The next example shows a 160 km route from New York to Philadelphia with a radius (route corridor width) of 500 m. The map data downloaded is about 100 MB.

A comparison of the different approaches for downloading map data is shown below:

Table 1. Map Data Download Approaches
  Passive Approach Active Approach
On-demand Map Packages Bounding Box / Route
Downloaded map data can be used for offline operation Limited (1) Yes Yes
Complexity involved in managing downloads None Medium Low
Size of map data downloads Medium (10s of MBs) Large (100s of MBs) Medium (10s of MBs)
Upper size limit of cache where data is stored (2) 256 MB - 2 GB (2) None (3) 256 MB - 2 GB (2)
Option to check areas for which map data has previously been downloaded (4) No Yes No
Option to check in advance the size of map data to be downloaded No Yes Yes
Option to selectively remove downloaded map data No (5) Yes No (5)
Can perform incremental updates between map data versions Yes (6) Yes (6) Yes (6)
  • (1): Map data downloaded on-demand may support some offline operations such as rendering and search, while others, such as routing, might not work correctly as some essential data may be missing.
  • (2): The default value of disk cache upper limit is 256 MB. To change the upper limit of disk cache size use ApplicationContext.setDiskCacheSize(long) method.
  • (3): The number of map data packages which can be downloaded is only limited by the space available on the device.
  • (4): For example, if you want to display to the user what map data has been downloaded and is available for offline use.
  • (5): Only option is to completely clear the cache using MapDataPrefetcher APIs, thus removing all map data that was downloaded on demand and map data downloaded by specifying a bounding box or route.
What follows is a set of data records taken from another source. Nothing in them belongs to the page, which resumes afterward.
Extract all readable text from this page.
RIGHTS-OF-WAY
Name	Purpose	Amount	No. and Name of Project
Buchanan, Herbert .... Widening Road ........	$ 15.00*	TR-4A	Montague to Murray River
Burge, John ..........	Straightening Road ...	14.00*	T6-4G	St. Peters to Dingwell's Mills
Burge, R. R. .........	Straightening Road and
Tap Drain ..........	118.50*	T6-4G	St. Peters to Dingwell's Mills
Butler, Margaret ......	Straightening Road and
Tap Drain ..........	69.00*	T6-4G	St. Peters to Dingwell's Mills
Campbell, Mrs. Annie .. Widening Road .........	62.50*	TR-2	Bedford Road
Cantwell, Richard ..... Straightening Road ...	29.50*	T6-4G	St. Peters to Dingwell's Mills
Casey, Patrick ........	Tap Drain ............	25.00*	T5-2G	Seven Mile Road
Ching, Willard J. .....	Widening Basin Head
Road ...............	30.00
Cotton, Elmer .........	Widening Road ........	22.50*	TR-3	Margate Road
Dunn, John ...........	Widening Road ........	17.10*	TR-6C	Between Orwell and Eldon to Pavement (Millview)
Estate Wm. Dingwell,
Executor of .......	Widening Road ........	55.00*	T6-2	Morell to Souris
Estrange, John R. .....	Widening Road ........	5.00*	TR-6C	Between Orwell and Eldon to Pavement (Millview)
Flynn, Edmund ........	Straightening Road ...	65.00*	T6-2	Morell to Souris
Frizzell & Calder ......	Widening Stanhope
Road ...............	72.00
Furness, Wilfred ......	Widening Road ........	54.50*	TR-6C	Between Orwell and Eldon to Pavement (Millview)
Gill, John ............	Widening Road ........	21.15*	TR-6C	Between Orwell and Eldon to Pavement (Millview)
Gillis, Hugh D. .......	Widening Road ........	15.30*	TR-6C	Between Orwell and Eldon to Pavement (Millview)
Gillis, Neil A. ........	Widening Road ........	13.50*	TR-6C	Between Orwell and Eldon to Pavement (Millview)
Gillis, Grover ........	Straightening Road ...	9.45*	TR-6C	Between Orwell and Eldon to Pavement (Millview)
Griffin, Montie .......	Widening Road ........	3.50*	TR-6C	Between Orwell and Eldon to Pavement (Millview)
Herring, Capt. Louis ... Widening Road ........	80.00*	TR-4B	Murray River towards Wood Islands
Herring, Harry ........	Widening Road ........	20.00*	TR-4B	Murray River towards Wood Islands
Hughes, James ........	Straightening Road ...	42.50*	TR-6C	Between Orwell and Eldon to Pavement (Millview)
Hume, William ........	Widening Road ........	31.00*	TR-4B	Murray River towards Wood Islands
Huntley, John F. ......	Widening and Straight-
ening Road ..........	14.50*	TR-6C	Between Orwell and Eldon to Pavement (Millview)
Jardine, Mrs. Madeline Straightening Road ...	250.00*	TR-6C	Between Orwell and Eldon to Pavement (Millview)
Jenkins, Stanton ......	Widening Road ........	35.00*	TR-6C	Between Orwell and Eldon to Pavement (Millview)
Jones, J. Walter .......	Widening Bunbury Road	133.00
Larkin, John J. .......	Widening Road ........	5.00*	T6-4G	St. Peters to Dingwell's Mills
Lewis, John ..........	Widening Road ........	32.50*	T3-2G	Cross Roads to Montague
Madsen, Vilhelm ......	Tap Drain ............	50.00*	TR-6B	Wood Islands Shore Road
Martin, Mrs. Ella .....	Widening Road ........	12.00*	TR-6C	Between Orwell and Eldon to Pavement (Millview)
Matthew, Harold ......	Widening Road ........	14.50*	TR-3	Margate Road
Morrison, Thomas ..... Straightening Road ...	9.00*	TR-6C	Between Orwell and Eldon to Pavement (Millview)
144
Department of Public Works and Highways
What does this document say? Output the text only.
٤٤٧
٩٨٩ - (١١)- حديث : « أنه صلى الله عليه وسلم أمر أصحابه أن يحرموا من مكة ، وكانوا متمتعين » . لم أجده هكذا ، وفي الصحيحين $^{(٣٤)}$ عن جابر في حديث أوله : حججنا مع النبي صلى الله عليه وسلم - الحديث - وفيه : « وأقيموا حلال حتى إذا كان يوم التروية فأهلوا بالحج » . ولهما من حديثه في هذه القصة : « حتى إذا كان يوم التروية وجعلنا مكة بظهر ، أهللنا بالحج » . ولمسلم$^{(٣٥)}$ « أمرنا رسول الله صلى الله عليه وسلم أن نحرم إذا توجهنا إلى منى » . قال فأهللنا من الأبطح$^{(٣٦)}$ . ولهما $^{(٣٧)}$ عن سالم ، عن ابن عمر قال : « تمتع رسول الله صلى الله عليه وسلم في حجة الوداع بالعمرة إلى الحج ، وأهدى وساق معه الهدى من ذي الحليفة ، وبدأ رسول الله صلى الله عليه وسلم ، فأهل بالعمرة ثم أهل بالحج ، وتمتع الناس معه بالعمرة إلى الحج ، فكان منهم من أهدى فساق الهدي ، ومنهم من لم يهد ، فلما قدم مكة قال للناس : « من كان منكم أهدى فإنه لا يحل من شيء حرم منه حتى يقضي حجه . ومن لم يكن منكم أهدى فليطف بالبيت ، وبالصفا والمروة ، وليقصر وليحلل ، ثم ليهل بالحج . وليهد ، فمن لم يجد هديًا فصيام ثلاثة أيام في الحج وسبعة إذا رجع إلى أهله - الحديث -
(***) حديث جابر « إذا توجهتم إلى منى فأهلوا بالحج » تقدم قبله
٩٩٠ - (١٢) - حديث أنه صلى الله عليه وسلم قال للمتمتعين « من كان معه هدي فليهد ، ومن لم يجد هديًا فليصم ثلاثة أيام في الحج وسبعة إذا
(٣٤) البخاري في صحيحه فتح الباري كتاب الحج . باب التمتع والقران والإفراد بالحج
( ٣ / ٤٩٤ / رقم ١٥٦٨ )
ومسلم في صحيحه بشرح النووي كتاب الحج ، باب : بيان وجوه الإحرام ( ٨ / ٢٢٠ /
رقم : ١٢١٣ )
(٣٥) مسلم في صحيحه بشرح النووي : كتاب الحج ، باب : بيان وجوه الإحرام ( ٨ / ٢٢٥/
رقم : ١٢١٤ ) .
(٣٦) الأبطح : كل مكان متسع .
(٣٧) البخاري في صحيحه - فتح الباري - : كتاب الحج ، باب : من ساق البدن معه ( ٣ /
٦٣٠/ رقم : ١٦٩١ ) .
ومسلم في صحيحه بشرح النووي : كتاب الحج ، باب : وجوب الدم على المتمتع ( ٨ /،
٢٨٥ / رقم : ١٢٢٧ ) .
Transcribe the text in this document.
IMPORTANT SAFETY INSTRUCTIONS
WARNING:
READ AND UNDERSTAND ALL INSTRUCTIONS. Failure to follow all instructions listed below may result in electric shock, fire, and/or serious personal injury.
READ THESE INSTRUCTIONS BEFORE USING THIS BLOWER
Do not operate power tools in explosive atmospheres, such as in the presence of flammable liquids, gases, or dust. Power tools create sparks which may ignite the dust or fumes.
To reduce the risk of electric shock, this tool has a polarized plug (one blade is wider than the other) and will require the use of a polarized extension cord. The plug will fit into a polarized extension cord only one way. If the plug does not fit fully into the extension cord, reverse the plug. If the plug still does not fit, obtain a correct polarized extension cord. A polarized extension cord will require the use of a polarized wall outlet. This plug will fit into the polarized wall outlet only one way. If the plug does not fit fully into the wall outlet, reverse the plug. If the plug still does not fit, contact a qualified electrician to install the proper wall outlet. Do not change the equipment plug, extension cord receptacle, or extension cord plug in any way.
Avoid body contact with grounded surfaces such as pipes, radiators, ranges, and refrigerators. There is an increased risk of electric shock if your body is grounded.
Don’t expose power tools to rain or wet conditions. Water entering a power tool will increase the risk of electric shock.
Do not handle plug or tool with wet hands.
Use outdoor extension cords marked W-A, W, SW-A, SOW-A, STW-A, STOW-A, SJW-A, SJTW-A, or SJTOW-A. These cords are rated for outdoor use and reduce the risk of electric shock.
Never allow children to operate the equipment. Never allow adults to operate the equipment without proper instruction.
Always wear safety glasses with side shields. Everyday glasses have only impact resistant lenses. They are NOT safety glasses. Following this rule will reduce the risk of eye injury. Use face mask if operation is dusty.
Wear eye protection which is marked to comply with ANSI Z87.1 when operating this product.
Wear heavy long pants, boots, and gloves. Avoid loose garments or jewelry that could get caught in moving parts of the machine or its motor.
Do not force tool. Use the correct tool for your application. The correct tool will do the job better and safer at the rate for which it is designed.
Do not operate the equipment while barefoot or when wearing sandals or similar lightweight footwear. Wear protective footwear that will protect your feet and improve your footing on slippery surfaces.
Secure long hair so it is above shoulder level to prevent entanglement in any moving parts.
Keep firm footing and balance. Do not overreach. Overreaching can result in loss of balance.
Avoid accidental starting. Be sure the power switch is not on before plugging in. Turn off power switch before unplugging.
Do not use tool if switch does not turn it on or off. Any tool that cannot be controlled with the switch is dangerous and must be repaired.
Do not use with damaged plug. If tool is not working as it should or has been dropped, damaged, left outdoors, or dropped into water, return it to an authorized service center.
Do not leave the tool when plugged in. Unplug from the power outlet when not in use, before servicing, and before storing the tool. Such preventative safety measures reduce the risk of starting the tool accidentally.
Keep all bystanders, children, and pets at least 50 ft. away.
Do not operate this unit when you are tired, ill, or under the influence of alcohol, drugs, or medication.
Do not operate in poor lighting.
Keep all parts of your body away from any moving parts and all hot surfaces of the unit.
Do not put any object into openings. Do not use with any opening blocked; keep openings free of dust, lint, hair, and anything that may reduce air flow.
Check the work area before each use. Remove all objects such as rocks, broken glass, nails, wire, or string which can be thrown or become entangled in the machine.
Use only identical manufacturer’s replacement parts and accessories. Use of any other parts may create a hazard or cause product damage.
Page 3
Downloaded map packages are not removed.
  • (6): Incremental updates are available when updating to the latest map data release from the two previous releases. Incremental updates are typically small downloads as only the changes are downloaded. For example, when updating to the Q1 2018 map data release from the Q4 2017 or Q3 2017 release, an incremental update or patch is used. Where a patch is not available (such as updating from Q2 2017 to Q1 2018), all map data packages are re-downloaded resulting in a much larger download size, and map data that was downloaded on-demand or by specifying a bounding box/route is removed.

Many applications may use a combination of all three approaches. For example, a UI may be provided to allow users to select map packages to download. Also, an option may be provided to download map data for a route prior to starting turn-by-turn navigation. Map data download on-demand would always be available as a fallback for the case where map data was not downloaded using the other approaches.

Note: In case of rerouting during turn-by-turn navigation, in the very first time the fast offline rerouting is performed. If it gets failed due to essential data missing, then online request is sent to create a new route. For fast and reliable rerouting we recommend to have map data for a route downloaded prior to starting turn-by-turn navigation.